Eli: I spent three summers hiking the PCT in Oregon. I hiked several sections each summer, in addition to shorter hikes when I wanted to revisit areas at different times to survey conditions or get more photos. Winters were spent doing all the writing and processing photos. After finishing the hiking, I spent an additional six months fine-tuning the manuscript and taking a few more photo trips. Then there was about six months of editing with the publisher. In all, it was about a four-year project. It was a lot of fun—except when dealing with wildfires, which there were a lot of during the summer of 2014. I got to know the entire state of Oregon very intimately, from its diversity of flora and fauna to its geologic history.

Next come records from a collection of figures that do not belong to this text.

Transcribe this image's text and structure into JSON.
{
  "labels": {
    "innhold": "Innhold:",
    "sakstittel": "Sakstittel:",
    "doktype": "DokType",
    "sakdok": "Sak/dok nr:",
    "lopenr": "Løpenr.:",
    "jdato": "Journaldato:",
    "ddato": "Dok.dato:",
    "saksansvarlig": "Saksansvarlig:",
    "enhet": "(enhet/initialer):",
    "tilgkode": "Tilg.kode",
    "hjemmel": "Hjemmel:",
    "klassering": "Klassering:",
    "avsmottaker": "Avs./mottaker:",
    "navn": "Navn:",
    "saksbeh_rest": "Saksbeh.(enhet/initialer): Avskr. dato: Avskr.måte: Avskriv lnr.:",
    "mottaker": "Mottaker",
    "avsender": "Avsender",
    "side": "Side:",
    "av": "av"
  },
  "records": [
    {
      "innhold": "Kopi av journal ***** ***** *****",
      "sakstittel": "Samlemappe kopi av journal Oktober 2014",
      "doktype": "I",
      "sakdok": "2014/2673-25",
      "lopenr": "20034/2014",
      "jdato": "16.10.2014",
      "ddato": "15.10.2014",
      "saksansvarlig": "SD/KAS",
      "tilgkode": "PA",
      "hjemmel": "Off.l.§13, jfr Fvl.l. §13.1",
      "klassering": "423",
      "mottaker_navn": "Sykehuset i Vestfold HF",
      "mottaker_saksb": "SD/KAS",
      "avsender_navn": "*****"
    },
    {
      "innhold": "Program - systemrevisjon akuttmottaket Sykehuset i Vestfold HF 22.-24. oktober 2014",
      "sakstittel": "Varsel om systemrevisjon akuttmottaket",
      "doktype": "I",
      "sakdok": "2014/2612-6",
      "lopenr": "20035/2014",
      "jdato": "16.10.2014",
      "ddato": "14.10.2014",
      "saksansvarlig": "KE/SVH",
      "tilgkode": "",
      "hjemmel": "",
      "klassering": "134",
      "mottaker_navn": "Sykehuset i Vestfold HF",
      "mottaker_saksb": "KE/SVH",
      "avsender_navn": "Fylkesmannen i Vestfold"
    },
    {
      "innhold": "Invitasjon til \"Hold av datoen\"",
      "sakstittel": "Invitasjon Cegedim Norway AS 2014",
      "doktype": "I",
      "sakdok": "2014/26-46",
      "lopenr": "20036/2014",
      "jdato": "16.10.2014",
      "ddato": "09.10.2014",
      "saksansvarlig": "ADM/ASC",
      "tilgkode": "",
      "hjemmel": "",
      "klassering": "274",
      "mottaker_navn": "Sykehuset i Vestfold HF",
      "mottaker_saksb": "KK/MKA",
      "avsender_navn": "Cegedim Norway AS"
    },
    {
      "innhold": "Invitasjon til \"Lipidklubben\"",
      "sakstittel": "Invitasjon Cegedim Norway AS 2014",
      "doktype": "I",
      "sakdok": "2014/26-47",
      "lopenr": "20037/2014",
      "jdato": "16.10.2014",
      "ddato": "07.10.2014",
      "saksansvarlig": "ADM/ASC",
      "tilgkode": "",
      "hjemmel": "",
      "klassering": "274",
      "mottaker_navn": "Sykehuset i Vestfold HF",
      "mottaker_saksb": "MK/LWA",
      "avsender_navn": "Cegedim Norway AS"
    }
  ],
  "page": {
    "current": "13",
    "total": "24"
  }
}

What was the most adventurous or exciting thing that happened to you in the process of hiking the PCT and writing the book?

Tami: In page 217 in my book, I recount an experience I had with a loud thumping in the forest. It was getting dark and the thumping was brash and deliberate. No sticks were breaking and there were no other noises. I saw nothing in the direction of the thumping, even after I stepped off trail to try to investigate. My spine was tingling and I was chillingly perplexed.

I’m not necessarily one who believes in the paranormal or supernatural, but when pinecones began hitting me, I was out of there! What it was, I’ll likely never know. Sasquatch? Supposedly they’ve been spotted nearby. Spirits? The nearby tribal members believe the spirits of their ancestors still loom large in this area. Douglas squirrels dropping cones? That is the most likely scenario, but it doesn’t explain the thumping, which was much louder than a cone dropping. The mystery lives on!

Eli: Probably the most exciting—i.e., stressful—part of the process was getting mostly surrounded by wildfires in the Sky Lakes Wilderness, south of Crater Lake. There were terrible thunderstorms every afternoon during the summer of 2014, with lightning strikes occurring all over. When I got to the crest below Devil’s Peak, I found I had fires brewing in the distance on three sides of me. I called my wife with my satellite phone; she in turn called the Forest Service to relay my location and situation. They were able to advise me on how to get through the area to Crater Lake safely.

PCT near Big Huckleberry Mountain.
The PCT near Big Huckleberry Mountain. Photo by Tami Asars.

What’s your favorite section of your part of the PCT and why?

Tami: Every section in Washington has something to offer, but since I’m such a fan of solitude, my favorite sections are Stevens Pass to Rainy Pass or Rainy Pass to Manning Park, B.C. Both offer quiet backcountry places that serve as a respite from our busy brains and hectic schedules.

Eli: That would probably be the Three Sisters Wilderness area, in central Oregon. It has such a plethora of scenic diversity. You get to skirt along the base of some of Oregon’s highest peaks, all capped with big glaciers, all the while traipsing through alpine meadows, past pretty lakes, through lush forest and across volcanic lava beds. It’s like taking all of the best of Oregon and compressing it into a single stretch that can be hiked in just three or four days.

Why are you excited about this new book? Why will people love it?

Tami: There is nothing quite like the birth of a new guidebook! The feedback I’ve received to date has been very favorable and it’s truly a guide I wrote for you—my friends/readers. I want people to have the very best experience they possibly can when they challenge themselves on the PCT. After all, I believe the world would be a better place if everyone had the chance to experience some soul shampoo by marinating in the grandiose backcountry.

Eli: I’m excited about its potential to make the PCT a more doable trail. When I mention the PCT to fellow hikers, the general response is, “Oh, I would love to do that, but don’t have the time, experience, endurance, etc.” That’s when I share that I’m not a thru-hiker either, but the PCT is very manageable in smaller pieces. When they hear that, they suddenly get excited at the potential that maybe they actually can hike the PCT. Plus, these will be the most up-to-date and comprehensive guides for the PCT available, with a ton of info and features to help hikers plan and carry out their own PCT hikes, in a way that works with their own lifestyles.